The run time of BFS is O(b^d)
b is the branching factor d is the depth(# of level) of the graph from starting node.
I googled for awhile, but I still dont see anyone mention how they figure out this "b"
So I know branching factor means the "# of child that each node has"
Eg, branching factor for a binary Tree is 2.
so for a BFS graph , is that b= average all the branching factor of each node in our graph.
or b = MAX( among all branch factor of each node) ?

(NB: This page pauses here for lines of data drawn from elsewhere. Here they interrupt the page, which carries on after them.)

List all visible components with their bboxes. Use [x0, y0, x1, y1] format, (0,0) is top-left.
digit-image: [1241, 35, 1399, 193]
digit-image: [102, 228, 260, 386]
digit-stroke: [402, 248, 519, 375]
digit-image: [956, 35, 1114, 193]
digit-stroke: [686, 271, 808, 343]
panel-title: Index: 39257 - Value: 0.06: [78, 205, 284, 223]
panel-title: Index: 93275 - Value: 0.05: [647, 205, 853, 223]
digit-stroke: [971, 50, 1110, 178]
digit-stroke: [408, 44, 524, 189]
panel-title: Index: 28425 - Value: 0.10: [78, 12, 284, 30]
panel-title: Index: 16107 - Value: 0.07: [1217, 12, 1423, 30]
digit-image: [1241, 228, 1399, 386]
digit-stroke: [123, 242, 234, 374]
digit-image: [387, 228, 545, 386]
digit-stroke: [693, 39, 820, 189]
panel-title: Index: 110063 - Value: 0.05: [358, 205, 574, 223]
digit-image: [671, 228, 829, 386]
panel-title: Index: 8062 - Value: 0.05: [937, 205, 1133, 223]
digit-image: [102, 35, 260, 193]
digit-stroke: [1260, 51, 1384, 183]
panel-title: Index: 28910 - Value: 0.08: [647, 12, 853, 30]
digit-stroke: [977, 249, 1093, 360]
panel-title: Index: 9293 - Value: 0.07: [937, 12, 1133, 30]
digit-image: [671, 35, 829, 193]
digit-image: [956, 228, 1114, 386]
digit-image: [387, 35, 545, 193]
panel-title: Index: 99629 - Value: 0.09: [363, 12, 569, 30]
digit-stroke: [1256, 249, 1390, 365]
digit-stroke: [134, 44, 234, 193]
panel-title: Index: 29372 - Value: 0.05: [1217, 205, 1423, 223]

Also, no matter which way we pick the b, still seeming ambiguous to approach our run time. For example , if our graph has 30000 nodes, only 5 nodes has 10000 branching, and all the rest 29955 nodes just have 10 branching. and we have the depth setup to be 100.
Seems O(b^d) is not making sense at this case.
Can someone explain a little bit. Thankyou!
The runtime that is more often quoted is that BFS is O(m + n) where m is the number of edges and n the number of nodes. This is because each vertex is processed once and each edge at most twice.
I think O(b^d) is used when using BFS on, say, brute-forcing a game of chess, where each position had a relatively constant branching factor and your engine needs to search a certain number of positions deep. For example, b is about 35 for chess and Deep Blue had a search depth of 6-8 (going up to 20).
In such cases, because the graph is relatively acyclic, b^d is roughly the same as m + n (they are equal for trees). O(b^d) is more useful as b is fixed and d is something you control.